Mixture of Experts (MoE): A sparse model architecture where only a subset of parameters (experts) is activated per token, allowing for high parameter counts with lower computational (FLOPs) costs.
Associativity of Multiplication: The mathematical property used to reorder attention operations ($Q(K^T V)$ instead of $(QK^T)V$) to reduce complexity.
State Space Models (SSMs): Models like Mamba 2 that use recurrent formulations to maintain a fixed-size state, enabling efficient inference.
Gated DeltaNet: A state space model variant using dual gating (input-dependent gates) to control information flow and state updates.
Top-K Routing: A mechanism where a router selects the $K$ most relevant experts for a given token.
Expert/Load Balancing: Heuristic losses added during training to prevent "expert collapse" (where only a few experts are used) and ensure even distribution across devices.
Multi-Head Latent Attention (MLA): A technique to compress the KV cache by storing latent vectors ($C$) instead of full $K$ and $V$ matrices.

1. Advanced Attention Architectures

The lecture addresses the "quadratic bottleneck" of standard Transformer attention, which becomes prohibitive as context lengths reach millions of tokens.

Linear Attention: By dropping the softmax row or reordering matrix multiplications, attention can be computed in linear time. This allows for a dual formulation: a parallel dense matrix multiply for training and a serial RNN-like form for efficient inference.
Hybrid Architectures: Current state-of-the-art models (e.g., Minimax M1, NeMo Tron 3, Qwen 3.5) use hybrid designs, alternating between linear/RNN-based layers and full quadratic softmax attention layers to balance performance and cost.
Sparse Attention (DSA): DeepSeek’s approach uses a lightweight "indexer" to select a subset of tokens for full attention. While the indexer itself is quadratic, it operates on lower-dimensional projections, significantly reducing the constant factors of the overall computation.

2. Mixture of Experts (MoE)

MoEs decouple the number of parameters from the compute cost per forward pass.

Core Mechanism: The MLP (Feed-Forward Network) is replaced by multiple smaller FFNs ("experts"). A router determines which experts process a specific token.
Benefits: Increased parameter count improves model quality without increasing inference FLOPs. It also introduces "Expert Parallelism," allowing different experts to reside on different hardware devices.
Shared Experts: A design pioneered by DeepSeek where specific experts are always active for every token, while others are conditionally routed. This allows the model to handle common processing tasks efficiently while reserving specialized experts for complex inputs.

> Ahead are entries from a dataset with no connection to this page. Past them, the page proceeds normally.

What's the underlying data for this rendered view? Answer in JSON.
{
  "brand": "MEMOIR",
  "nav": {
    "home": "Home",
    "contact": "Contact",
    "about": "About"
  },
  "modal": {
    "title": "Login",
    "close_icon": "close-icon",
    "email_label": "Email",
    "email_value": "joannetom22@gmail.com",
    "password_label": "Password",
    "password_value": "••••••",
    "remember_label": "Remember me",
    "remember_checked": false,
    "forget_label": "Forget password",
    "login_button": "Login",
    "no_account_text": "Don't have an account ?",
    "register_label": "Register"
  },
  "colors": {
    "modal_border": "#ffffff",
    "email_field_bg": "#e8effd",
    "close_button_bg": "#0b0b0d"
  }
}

3. Training Methodologies & Heuristics

Training sparse models is non-trivial due to the non-differentiable nature of routing decisions.

Load Balancing Loss: To prevent "expert starvation" (where the model ignores most experts), researchers add an auxiliary loss that penalizes popular experts and encourages uniform distribution of tokens.
Stochasticity: Early methods used noise injection to encourage exploration during routing, though modern practices rely more heavily on balancing heuristics.
Upcycling: A technique (now less common) where a pre-trained dense model is converted into an MoE by duplicating its MLP layers and initializing a router, allowing for a "free" transition to a larger sparse model.

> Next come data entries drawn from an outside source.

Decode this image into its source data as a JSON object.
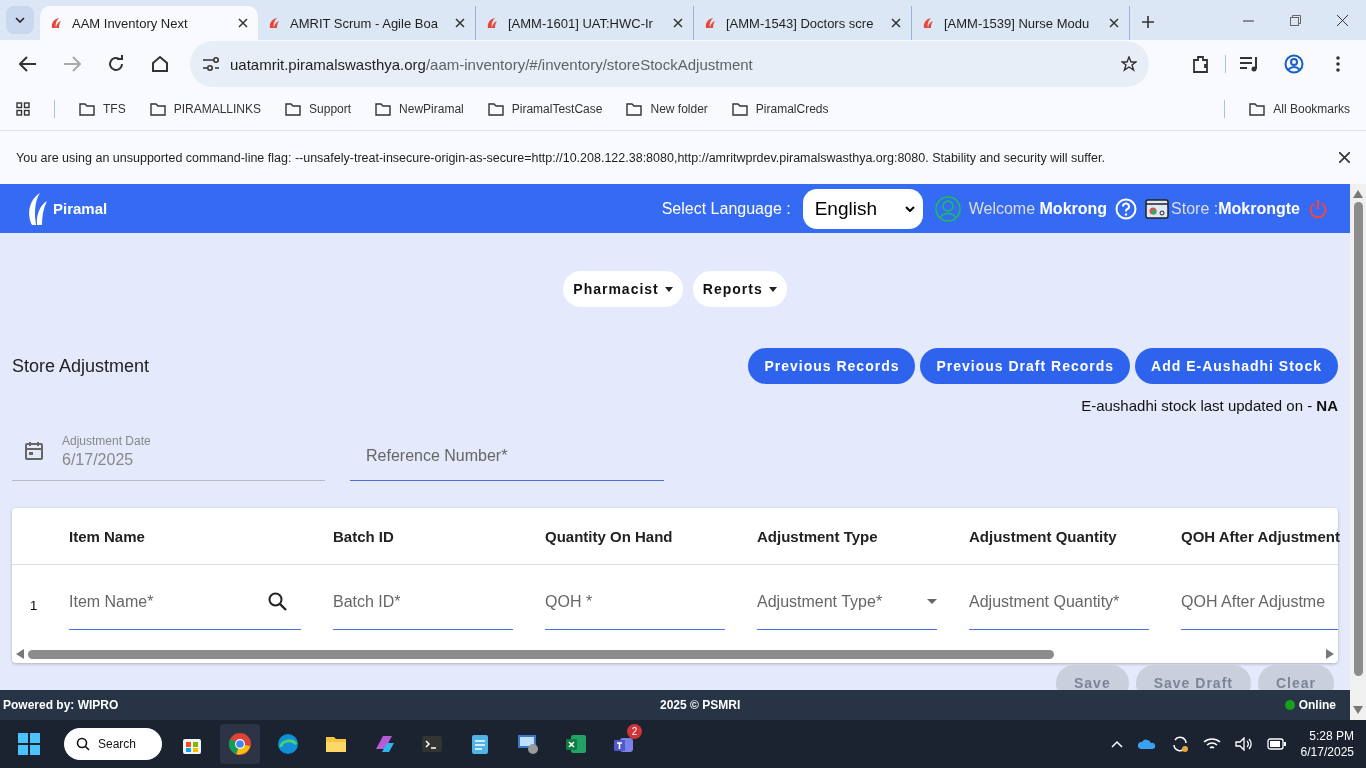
{
  "browser": {
    "tabs": [
      {
        "title": "AAM Inventory Next",
        "selected": true
      },
      {
        "title": "AMRIT Scrum - Agile Boa",
        "selected": false
      },
      {
        "title": "[AMM-1601] UAT:HWC-Ir",
        "selected": false
      },
      {
        "title": "[AMM-1543] Doctors scre",
        "selected": false
      },
      {
        "title": "[AMM-1539] Nurse Modu",
        "selected": false
      }
    ],
    "address_host": "uatamrit.piramalswasthya.org",
    "address_path": "/aam-inventory/#/inventory/storeStockAdjustment",
    "bookmarks": [
      "TFS",
      "PIRAMALLINKS",
      "Support",
      "NewPiramal",
      "PiramalTestCase",
      "New folder",
      "PiramalCreds"
    ],
    "all_bookmarks": "All Bookmarks"
  },
  "infobar": {
    "message": "You are using an unsupported command-line flag: --unsafely-treat-insecure-origin-as-secure=http://10.208.122.38:8080,http://amritwprdev.piramalswasthya.org:8080. Stability and security will suffer."
  },
  "header": {
    "logo": "Piramal",
    "language_label": "Select Language :",
    "language": "English",
    "welcome": "Welcome",
    "user": "Mokrong",
    "store_label": "Store :",
    "store": "Mokrongte"
  },
  "nav_menus": [
    "Pharmacist",
    "Reports"
  ],
  "page": {
    "title": "Store Adjustment",
    "buttons": [
      "Previous Records",
      "Previous Draft Records",
      "Add E-Aushadhi Stock"
    ],
    "note": "E-aushadhi stock last updated on - **NA**",
    "date_label": "Adjustment Date",
    "date_value": "6/17/2025",
    "reference_placeholder": "Reference Number*"
  },
  "table": {
    "columns": [
      "Item Name",
      "Batch ID",
      "Quantity On Hand",
      "Adjustment Type",
      "Adjustment Quantity",
      "QOH After Adjustment"
    ],
    "rows": [
      {
        "number": "1",
        "cells": [
          {
            "kind": "search",
            "placeholder": "Item Name*"
          },
          {
            "kind": "text",
            "placeholder": "Batch ID*"
          },
          {
            "kind": "text",
            "placeholder": "QOH *"
          },
          {
            "kind": "select",
            "placeholder": "Adjustment Type*"
          },
          {
            "kind": "text",
            "placeholder": "Adjustment Quantity*"
          },
          {
            "kind": "text",
            "placeholder": "QOH After Adjustme"
          }
        ]
      }
    ]
  },
  "actions": [
    "Save",
    "Save Draft",
    "Clear"
  ],
  "footer": {
    "powered": "Powered by: WIPRO",
    "copyright": "2025 © PSMRI",
    "status": "Online"
  },
  "taskbar": {
    "search": "Search",
    "badge": "2",
    "time": "5:28 PM",
    "date": "6/17/2025"
  }
}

4. Systems Engineering & Optimization

The lecture emphasizes that "constant factors" and hardware-aware design are as critical as theoretical complexity.

Flash Attention: A systems-level optimization that rearranges attention operations to minimize memory transfer overhead, providing significant speedups without changing the underlying math.
Communication Bottlenecks: In MoE training, shipping activations between devices creates communication overhead. Techniques like down-projecting the residual stream before communication help mitigate this.
Dropless Architectures: Modern frameworks (e.g., MegaBlocks) have eliminated the need to silently drop tokens when an expert queue becomes full, improving training stability.

5. Notable Quotes & Perspectives

On the "Bitter Lesson" of Scaling: "It seems to be the case that for whatever reason, if you keep the total compute the same, but you just increase the number of sparse parameters... the models are generally getting better."
On Architecture Evolution: "I don't know if I have good predictions for what the future attention architecture looks like... I think a lot of this will look like we throw all of these tricks in."
On the Role of Heuristics: "It is not a thing where you would derive it from first principles... it's a collection of really interesting heuristics that end up working."

Synthesis/Conclusion

The evolution of modern language models is moving toward hybridization and sparsity. By combining linear-time attention (for long-context efficiency) with MoE architectures (for parameter scaling), researchers are building models that are both computationally efficient and highly expressive. The field has shifted from purely theoretical designs to a "systems-first" approach, where auxiliary losses, hardware-aware routing, and latent attention mechanisms are essential to maintaining stability and performance at scale.